Totaling roughly $6.5 trillion as of Oct. 8, Fed liabilities include: Federal Reserve notes, or physical currency ($2.4 trillion); reserves, or funds held by depository institutions at Federal Reserve Home Loan Banks ($3 trillion); and the Treasury General Account, which functions as a checking account for the federal government and totals roughly $800 billion.
For assets, the Fed manages approximately $4.2 trillion of U.S. Treasury securities and $2.1 trillion of government-guaranteed agency mortgage-backed securities (MBS). The Fed transforms publicly held Treasury securities into reserves by purchasing Treasurys in the open market and crediting banks involved in the transactions, liabilities left unchanged.
“With the clarity of hindsight, we could have and perhaps should have stopped asset purchases sooner,” Powell confessed. “Our real-time decisions were intended to serve as insurance against downside risks.”
When policymakers thought runaway consumer prices would prove “transitory” in 2021, pandemic-era inflation instead rose 9.1% over the year ending June 2022, prompting a punishing rate-hike campaign that brought inflation (mostly) home by 2025. Powell’s term as chairman ends in May 2026 and his “soft landing” legacy hangs in the balance of risks that are shifting again.
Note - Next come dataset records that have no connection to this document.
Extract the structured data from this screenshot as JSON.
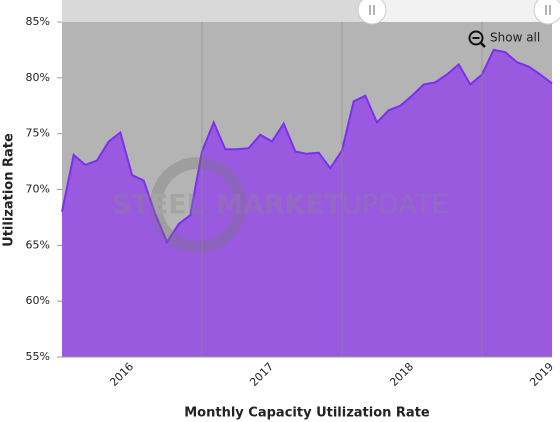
{
  "chart_data": {
    "type": "area",
    "x_label": "Monthly Capacity Utilization Rate",
    "y_label": "Utilization Rate",
    "watermark": [
      "STEEL",
      "MARKET",
      "UPDATE"
    ],
    "button": "Show all",
    "categories": [
      null,
      null,
      null,
      null,
      null,
      null,
      "2016",
      null,
      null,
      null,
      null,
      null,
      null,
      null,
      null,
      null,
      null,
      null,
      "2017",
      null,
      null,
      null,
      null,
      null,
      null,
      null,
      null,
      null,
      null,
      null,
      "2018",
      null,
      null,
      null,
      null,
      null,
      null,
      null,
      null,
      null,
      null,
      null,
      "2019"
    ],
    "series": [
      {
        "name": "Utilization Rate",
        "color": "#7b2ff0",
        "fill": "#9a5ae0",
        "values": [
          68.0,
          73.1,
          72.2,
          72.6,
          74.3,
          75.1,
          71.3,
          70.8,
          67.8,
          65.3,
          66.9,
          67.7,
          73.4,
          76.0,
          73.6,
          73.6,
          73.7,
          74.9,
          74.3,
          75.9,
          73.4,
          73.2,
          73.3,
          71.9,
          73.5,
          77.9,
          78.4,
          76.0,
          77.1,
          77.5,
          78.4,
          79.4,
          79.6,
          80.3,
          81.2,
          79.4,
          80.3,
          82.5,
          82.3,
          81.4,
          81.0,
          80.3,
          79.5
        ]
      }
    ],
    "ylim": [
      55,
      85
    ],
    "yticks": [
      {
        "value": 55,
        "label": "55%"
      },
      {
        "value": 60,
        "label": "60%"
      },
      {
        "value": 65,
        "label": "65%"
      },
      {
        "value": 70,
        "label": "70%"
      },
      {
        "value": 75,
        "label": "75%"
      },
      {
        "value": 80,
        "label": "80%"
      },
      {
        "value": 85,
        "label": "85%"
      }
    ]
  }
}
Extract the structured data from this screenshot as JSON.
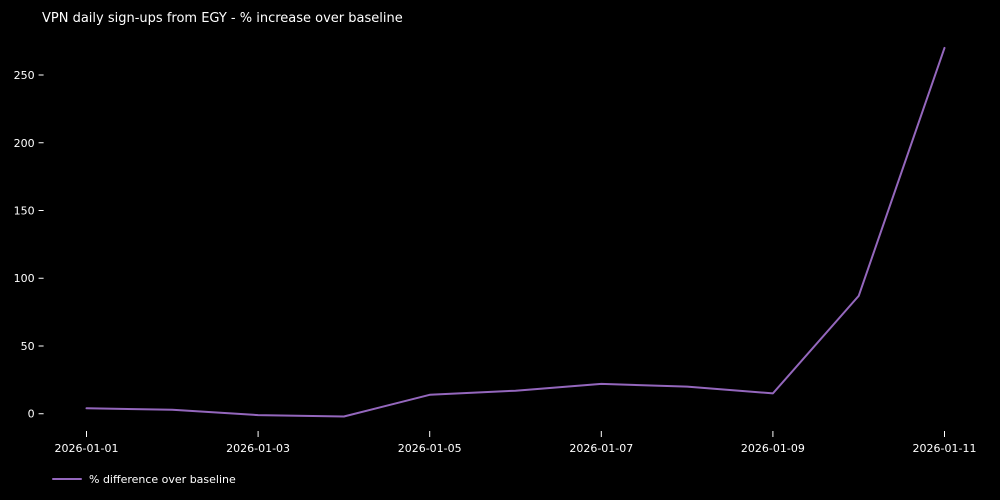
{
  "colors": {
    "background": "#000000",
    "text": "#ffffff",
    "line": "#9467bd",
    "tick": "#ffffff"
  },
  "chart_data": {
    "type": "line",
    "title": "VPN daily sign-ups from EGY - % increase over baseline",
    "x": [
      "2026-01-01",
      "2026-01-02",
      "2026-01-03",
      "2026-01-04",
      "2026-01-05",
      "2026-01-06",
      "2026-01-07",
      "2026-01-08",
      "2026-01-09",
      "2026-01-10",
      "2026-01-11"
    ],
    "series": [
      {
        "name": "% difference over baseline",
        "color": "#9467bd",
        "values": [
          4,
          3,
          -1,
          -2,
          14,
          17,
          22,
          20,
          15,
          87,
          270
        ]
      }
    ],
    "xlabel": "",
    "ylabel": "",
    "xtick_indices": [
      0,
      2,
      4,
      6,
      8,
      10
    ],
    "yticks": [
      0,
      50,
      100,
      150,
      200,
      250
    ],
    "xlim": [
      -0.5,
      10.5
    ],
    "ylim": [
      -12,
      281
    ],
    "grid": false,
    "legend_position": "lower-left-outside",
    "line_width": 2,
    "background": "dark"
  }
}
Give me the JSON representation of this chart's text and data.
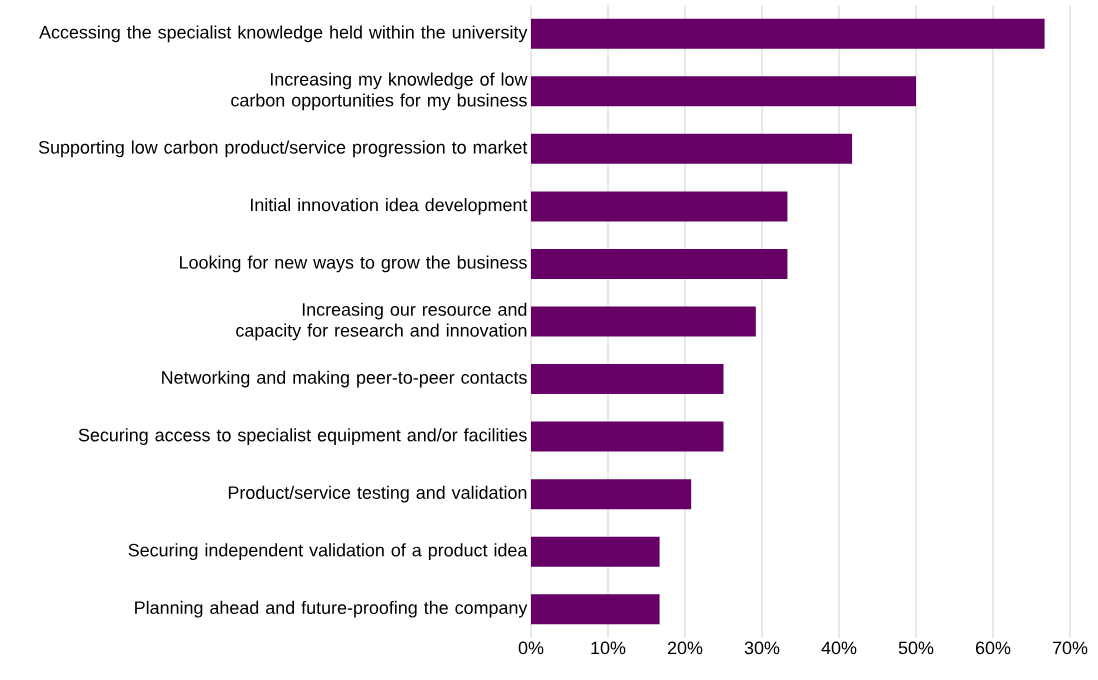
{
  "chart_data": {
    "type": "bar",
    "orientation": "horizontal",
    "categories": [
      "Accessing the specialist knowledge held within the university",
      "Increasing my knowledge of low carbon opportunities for my business",
      "Supporting low carbon product/service progression to market",
      "Initial innovation idea development",
      "Looking for new ways to grow the business",
      "Increasing our resource and capacity for research and innovation",
      "Networking and making peer-to-peer contacts",
      "Securing access to specialist equipment and/or facilities",
      "Product/service testing and validation",
      "Securing independent validation of a product idea",
      "Planning ahead and future-proofing the company"
    ],
    "values": [
      66.7,
      50,
      41.7,
      33.3,
      33.3,
      29.2,
      25,
      25,
      20.8,
      16.7,
      16.7
    ],
    "color": "#660066",
    "xlim": [
      0,
      70
    ],
    "xticks": [
      {
        "value": 0,
        "label": "0%"
      },
      {
        "value": 10,
        "label": "10%"
      },
      {
        "value": 20,
        "label": "20%"
      },
      {
        "value": 30,
        "label": "30%"
      },
      {
        "value": 40,
        "label": "40%"
      },
      {
        "value": 50,
        "label": "50%"
      },
      {
        "value": 60,
        "label": "60%"
      },
      {
        "value": 70,
        "label": "70%"
      }
    ],
    "grid": "x"
  }
}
“Stopping sooner could have made some difference, but not likely enough to fundamentally alter the trajectory of the economy,” he continued, noting that policymakers could be “more nimble” in their use of the balance sheet and “more confident” in their communication with financial markets given their “growing experience with these tools.”
Balance sheet strategy
Since June 2022, the Fed has reduced its balance sheet by $2.2 trillion, from 35% to nearly 22% of U.S. gross domestic product, but does not seek to reconstitute its pre-pandemic balance sheet or balance sheet strategy, Powell suggested.
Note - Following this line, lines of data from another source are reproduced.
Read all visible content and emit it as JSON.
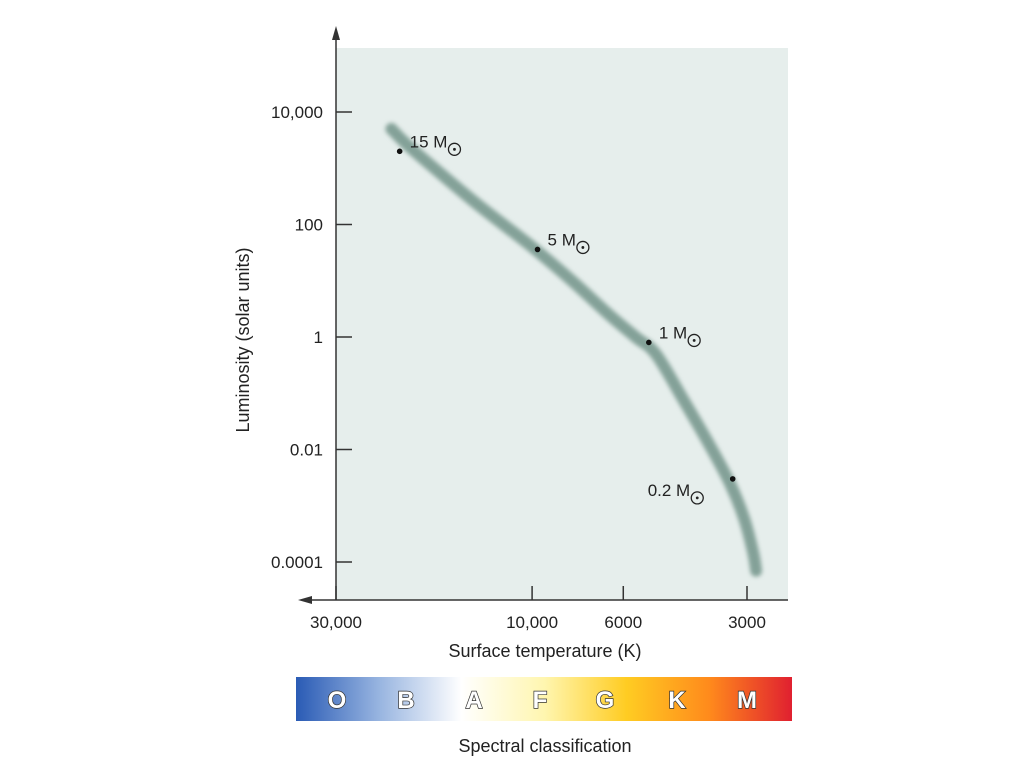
{
  "chart_data": {
    "type": "line",
    "title": "",
    "xlabel": "Surface temperature (K)",
    "ylabel": "Luminosity (solar units)",
    "x_scale": "log-reversed",
    "y_scale": "log",
    "x_ticks": [
      {
        "value": 30000,
        "label": "30,000"
      },
      {
        "value": 10000,
        "label": "10,000"
      },
      {
        "value": 6000,
        "label": "6000"
      },
      {
        "value": 3000,
        "label": "3000"
      }
    ],
    "y_ticks": [
      {
        "value": 10000,
        "label": "10,000"
      },
      {
        "value": 100,
        "label": "100"
      },
      {
        "value": 1,
        "label": "1"
      },
      {
        "value": 0.01,
        "label": "0.01"
      },
      {
        "value": 0.0001,
        "label": "0.0001"
      }
    ],
    "series": [
      {
        "x": [
          22000,
          20000,
          17000,
          13500,
          10000,
          8000,
          6500,
          5600,
          5000,
          4300,
          3700,
          3300,
          3050,
          2900,
          2850
        ],
        "y": [
          5000,
          2500,
          900,
          220,
          40,
          10,
          2.5,
          1,
          0.5,
          0.08,
          0.012,
          0.0025,
          0.0006,
          0.00015,
          7e-05
        ]
      }
    ],
    "annotations": [
      {
        "x": 21000,
        "y": 2000,
        "label": "15 M",
        "symbol": "⊙",
        "label_side": "right"
      },
      {
        "x": 9700,
        "y": 36,
        "label": "5 M",
        "symbol": "⊙",
        "label_side": "right"
      },
      {
        "x": 5200,
        "y": 0.8,
        "label": "1 M",
        "symbol": "⊙",
        "label_side": "right"
      },
      {
        "x": 3250,
        "y": 0.003,
        "label": "0.2 M",
        "symbol": "⊙",
        "label_side": "left-below"
      }
    ],
    "colors": {
      "plot_background": "#e6eeec",
      "curve": "#88a59c",
      "axis": "#333333"
    }
  },
  "spectral": {
    "title": "Spectral classification",
    "classes": [
      "O",
      "B",
      "A",
      "F",
      "G",
      "K",
      "M"
    ],
    "gradient": [
      "#2a5bb5",
      "#97b4e0",
      "#ffffff",
      "#fff6b0",
      "#ffcc22",
      "#ff8a1c",
      "#e02030"
    ]
  }
}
“In the longer run, the size of our balance sheet is determined by the public’s demand for our liabilities rather than by our pandemic-related asset purchases,” he advised.
With non-reserve liabilities (agency MBS and U.S. dollars) approximately $1.1 trillion higher than the period immediately before the pandemic, Treasury security holdings must be as elevated.
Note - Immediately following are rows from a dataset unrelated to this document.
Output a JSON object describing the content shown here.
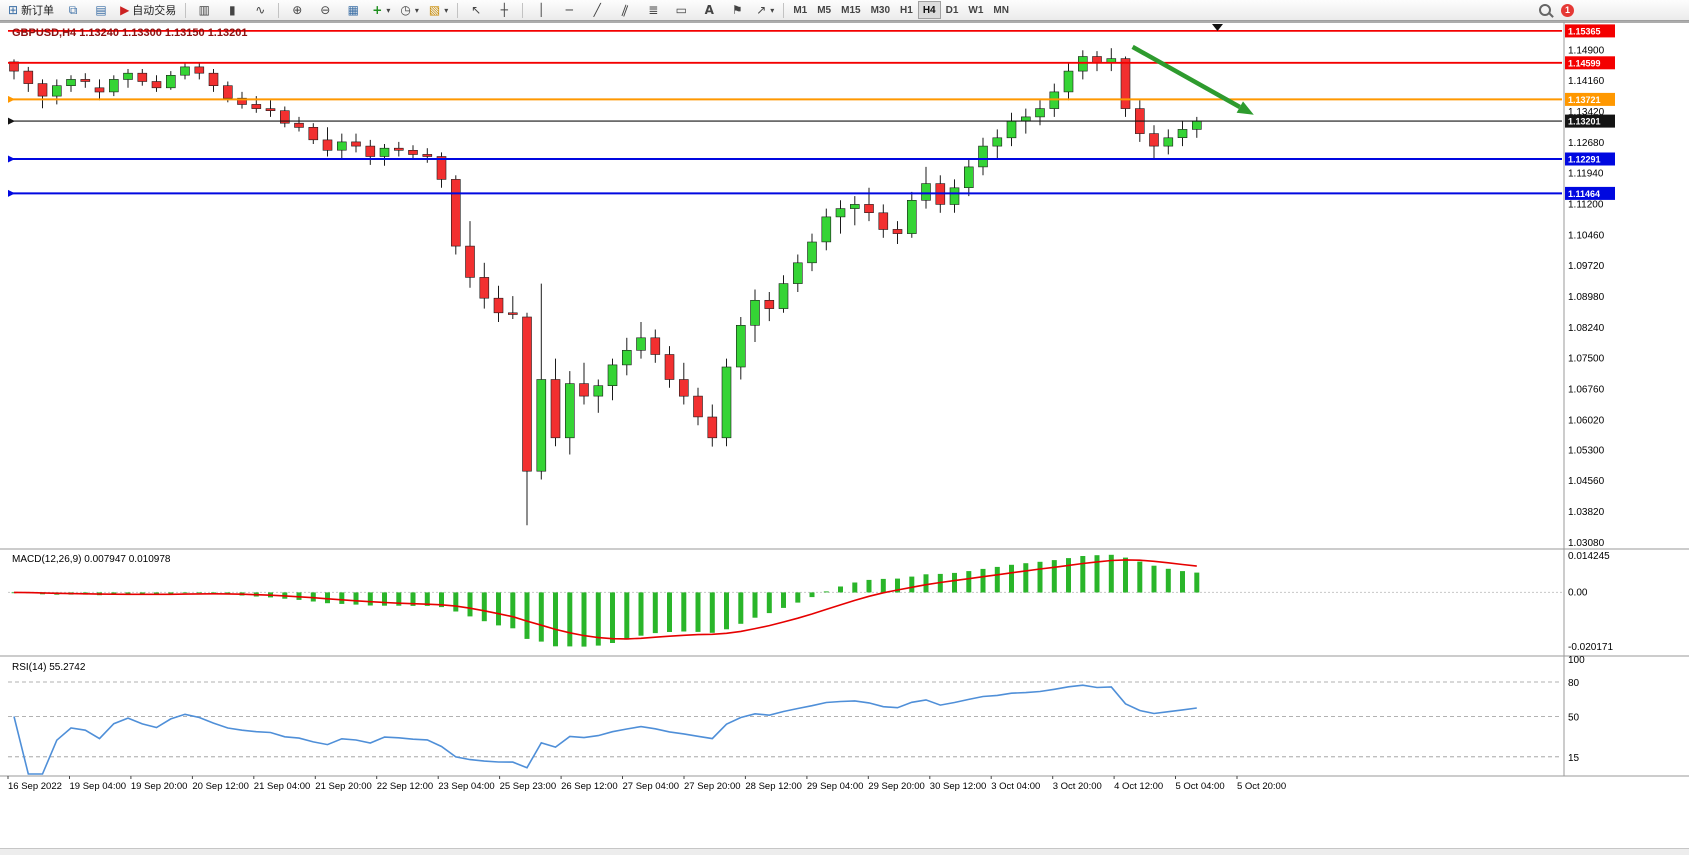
{
  "toolbar": {
    "new_order_label": "新订单",
    "autotrading_label": "自动交易",
    "timeframes": [
      "M1",
      "M5",
      "M15",
      "M30",
      "H1",
      "H4",
      "D1",
      "W1",
      "MN"
    ],
    "active_timeframe": "H4",
    "notification_badge": "1"
  },
  "icons": {
    "new_order": "⊞",
    "charts": "⧉",
    "data_window": "▤",
    "autotrading": "▶",
    "bar_chart": "▥",
    "candlestick_chart": "▮",
    "line_chart": "∿",
    "zoom_in": "⊕",
    "zoom_out": "⊖",
    "tile_windows": "▦",
    "indicators": "+",
    "periods": "◷",
    "templates": "▧",
    "dropdown": "▾",
    "cursor": "↖",
    "crosshair": "┼",
    "vline": "│",
    "hline": "─",
    "trendline": "╱",
    "channel": "∥",
    "fibonacci": "≣",
    "shapes": "▭",
    "text": "A",
    "label": "⚑",
    "arrows": "↗"
  },
  "chart_data": {
    "type": "candlestick",
    "symbol": "GBPUSD",
    "timeframe": "H4",
    "ohlc": {
      "open": "1.13240",
      "high": "1.13300",
      "low": "1.13150",
      "close": "1.13201"
    },
    "price_axis": {
      "max": 1.1553,
      "min": 1.0298
    },
    "price_axis_labels": [
      "1.14900",
      "1.14160",
      "1.13420",
      "1.12680",
      "1.11940",
      "1.11200",
      "1.10460",
      "1.09720",
      "1.08980",
      "1.08240",
      "1.07500",
      "1.06760",
      "1.06020",
      "1.05300",
      "1.04560",
      "1.03820",
      "1.03080"
    ],
    "hlines": [
      {
        "price": 1.15365,
        "label": "1.15365",
        "color": "#f40000",
        "width": 1.8,
        "left_marker": false
      },
      {
        "price": 1.14599,
        "label": "1.14599",
        "color": "#f40000",
        "width": 1.8,
        "left_marker": false
      },
      {
        "price": 1.13721,
        "label": "1.13721",
        "color": "#ff9800",
        "width": 2.0,
        "left_marker": true
      },
      {
        "price": 1.13201,
        "label": "1.13201",
        "color": "#141414",
        "width": 1.1,
        "left_marker": true
      },
      {
        "price": 1.12291,
        "label": "1.12291",
        "color": "#0008e0",
        "width": 2.0,
        "left_marker": true
      },
      {
        "price": 1.11464,
        "label": "1.11464",
        "color": "#0008e0",
        "width": 2.0,
        "left_marker": true
      }
    ],
    "candles": [
      [
        1.1462,
        1.1468,
        1.142,
        1.144
      ],
      [
        1.144,
        1.145,
        1.139,
        1.141
      ],
      [
        1.141,
        1.142,
        1.1351,
        1.138
      ],
      [
        1.138,
        1.142,
        1.136,
        1.1405
      ],
      [
        1.1405,
        1.143,
        1.139,
        1.142
      ],
      [
        1.142,
        1.1435,
        1.14,
        1.1415
      ],
      [
        1.14,
        1.142,
        1.137,
        1.139
      ],
      [
        1.139,
        1.143,
        1.138,
        1.142
      ],
      [
        1.142,
        1.1445,
        1.14,
        1.1435
      ],
      [
        1.1435,
        1.1445,
        1.1405,
        1.1415
      ],
      [
        1.1415,
        1.143,
        1.139,
        1.14
      ],
      [
        1.14,
        1.144,
        1.1395,
        1.143
      ],
      [
        1.143,
        1.146,
        1.142,
        1.145
      ],
      [
        1.145,
        1.146,
        1.142,
        1.1435
      ],
      [
        1.1435,
        1.1445,
        1.139,
        1.1405
      ],
      [
        1.1405,
        1.1415,
        1.1365,
        1.1375
      ],
      [
        1.1375,
        1.139,
        1.135,
        1.136
      ],
      [
        1.136,
        1.138,
        1.134,
        1.135
      ],
      [
        1.135,
        1.137,
        1.133,
        1.1345
      ],
      [
        1.1345,
        1.1355,
        1.1305,
        1.1315
      ],
      [
        1.1315,
        1.133,
        1.1295,
        1.1305
      ],
      [
        1.1305,
        1.1315,
        1.1265,
        1.1275
      ],
      [
        1.1275,
        1.1305,
        1.1235,
        1.125
      ],
      [
        1.125,
        1.129,
        1.123,
        1.127
      ],
      [
        1.127,
        1.129,
        1.1245,
        1.126
      ],
      [
        1.126,
        1.1275,
        1.1215,
        1.1235
      ],
      [
        1.1235,
        1.1265,
        1.1213,
        1.1255
      ],
      [
        1.1255,
        1.127,
        1.1235,
        1.125
      ],
      [
        1.125,
        1.1262,
        1.123,
        1.124
      ],
      [
        1.124,
        1.1255,
        1.122,
        1.1235
      ],
      [
        1.1235,
        1.1245,
        1.116,
        1.118
      ],
      [
        1.118,
        1.119,
        1.1,
        1.102
      ],
      [
        1.102,
        1.108,
        1.092,
        1.0945
      ],
      [
        1.0945,
        1.098,
        1.087,
        1.0895
      ],
      [
        1.0895,
        1.0925,
        1.0838,
        1.086
      ],
      [
        1.086,
        1.09,
        1.0845,
        1.0856
      ],
      [
        1.085,
        1.086,
        1.035,
        1.048
      ],
      [
        1.048,
        1.093,
        1.046,
        1.07
      ],
      [
        1.07,
        1.075,
        1.054,
        1.056
      ],
      [
        1.056,
        1.072,
        1.052,
        1.069
      ],
      [
        1.069,
        1.074,
        1.064,
        1.066
      ],
      [
        1.066,
        1.07,
        1.062,
        1.0685
      ],
      [
        1.0685,
        1.075,
        1.065,
        1.0735
      ],
      [
        1.0735,
        1.08,
        1.071,
        1.077
      ],
      [
        1.077,
        1.0838,
        1.075,
        1.08
      ],
      [
        1.08,
        1.082,
        1.074,
        1.076
      ],
      [
        1.076,
        1.078,
        1.068,
        1.07
      ],
      [
        1.07,
        1.074,
        1.064,
        1.066
      ],
      [
        1.066,
        1.068,
        1.059,
        1.061
      ],
      [
        1.061,
        1.064,
        1.0539,
        1.056
      ],
      [
        1.056,
        1.075,
        1.054,
        1.073
      ],
      [
        1.073,
        1.085,
        1.07,
        1.083
      ],
      [
        1.083,
        1.0916,
        1.079,
        1.089
      ],
      [
        1.089,
        1.091,
        1.084,
        1.087
      ],
      [
        1.087,
        1.095,
        1.086,
        1.093
      ],
      [
        1.093,
        1.1,
        1.091,
        1.098
      ],
      [
        1.098,
        1.105,
        1.096,
        1.103
      ],
      [
        1.103,
        1.111,
        1.101,
        1.109
      ],
      [
        1.109,
        1.113,
        1.105,
        1.111
      ],
      [
        1.111,
        1.114,
        1.107,
        1.112
      ],
      [
        1.112,
        1.116,
        1.108,
        1.11
      ],
      [
        1.11,
        1.112,
        1.104,
        1.106
      ],
      [
        1.106,
        1.108,
        1.1025,
        1.105
      ],
      [
        1.105,
        1.115,
        1.104,
        1.113
      ],
      [
        1.113,
        1.121,
        1.111,
        1.117
      ],
      [
        1.117,
        1.119,
        1.11,
        1.112
      ],
      [
        1.112,
        1.118,
        1.11,
        1.116
      ],
      [
        1.116,
        1.123,
        1.114,
        1.121
      ],
      [
        1.121,
        1.128,
        1.119,
        1.126
      ],
      [
        1.126,
        1.13,
        1.123,
        1.128
      ],
      [
        1.128,
        1.134,
        1.126,
        1.132
      ],
      [
        1.132,
        1.135,
        1.129,
        1.133
      ],
      [
        1.133,
        1.137,
        1.131,
        1.135
      ],
      [
        1.135,
        1.141,
        1.133,
        1.139
      ],
      [
        1.139,
        1.146,
        1.137,
        1.144
      ],
      [
        1.144,
        1.149,
        1.142,
        1.1475
      ],
      [
        1.1475,
        1.1488,
        1.144,
        1.146
      ],
      [
        1.146,
        1.1495,
        1.144,
        1.147
      ],
      [
        1.147,
        1.1475,
        1.133,
        1.135
      ],
      [
        1.135,
        1.137,
        1.127,
        1.129
      ],
      [
        1.129,
        1.131,
        1.1227,
        1.126
      ],
      [
        1.126,
        1.13,
        1.124,
        1.128
      ],
      [
        1.128,
        1.132,
        1.126,
        1.13
      ],
      [
        1.13,
        1.133,
        1.128,
        1.132
      ]
    ],
    "time_labels": [
      "16 Sep 2022",
      "19 Sep 04:00",
      "19 Sep 20:00",
      "20 Sep 12:00",
      "21 Sep 04:00",
      "21 Sep 20:00",
      "22 Sep 12:00",
      "23 Sep 04:00",
      "25 Sep 23:00",
      "26 Sep 12:00",
      "27 Sep 04:00",
      "27 Sep 20:00",
      "28 Sep 12:00",
      "29 Sep 04:00",
      "29 Sep 20:00",
      "30 Sep 12:00",
      "3 Oct 04:00",
      "3 Oct 20:00",
      "4 Oct 12:00",
      "5 Oct 04:00",
      "5 Oct 20:00"
    ],
    "annotation_arrow": {
      "x1_index": 78.5,
      "price1": 1.1498,
      "x2_index": 87,
      "price2": 1.1335,
      "color": "#2e9b2e"
    },
    "macd": {
      "label": "MACD(12,26,9)",
      "values_text": "0.007947 0.010978",
      "params": [
        12,
        26,
        9
      ],
      "axis_labels": [
        "0.014245",
        "0.00",
        "-0.020171"
      ]
    },
    "rsi": {
      "label": "RSI(14)",
      "value_text": "55.2742",
      "period": 14,
      "levels": [
        80,
        50,
        15
      ],
      "axis_labels": [
        "100",
        "80",
        "50",
        "15"
      ]
    },
    "colors": {
      "bull": "#35d435",
      "bear": "#f23030",
      "macd_hist": "#2ab52a",
      "macd_signal": "#e60000",
      "rsi_line": "#4f8fd8"
    }
  }
}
The Fed balance sheet is overweight longer-term securities and underweight shorter-term securities “relative to the outstanding universe of Treasury securities,” Powell said before an understated acknowledgement of why he was awarded the Adam Smith Award anyway.
The “ample reserves” regime informally replaced the “limited reserves” framework when the Fed first began balance sheet expansion in response to the 2008 financial crisis. It was formally adopted by the Federal Open Market Committee, its rate-setting body, in 2019, a little less than a year into Powell’s first year as chairman.
“If our ability to pay interest on reserves and other liabilities were eliminated, the Fed would lose control over rates,” Powell explained. “To restore rate control, large sales of securities over a short period of time would be needed to shrink our balance sheet and the quantity of reserves in the system. The volume and speed of these sales could strain Treasury market functioning and compromise financial stability.”
The ensuing Treasury and agency MBS supply shock would put upward pressure on the entire yield curve as the private market attempted to absorb that paper, raising borrowing costs for the Treasury, businesses and consumers across the U.S. and around the world.
“Our ample reserves regime has proven remarkably effective for implementing monetary policy and supporting economic and financial stability,” he said, stressing that there is “no risk-free path for policy” moving forward as the Fed navigates employment and inflation policy goals.
“We’ll set policy based on the evolution of the economic outlook and the balance of risks rather than following a predetermined path,” concluded the leader of the central bank, ever data-dependent as markets and consumers await a breakthrough on the funding lapse holding his data hostage.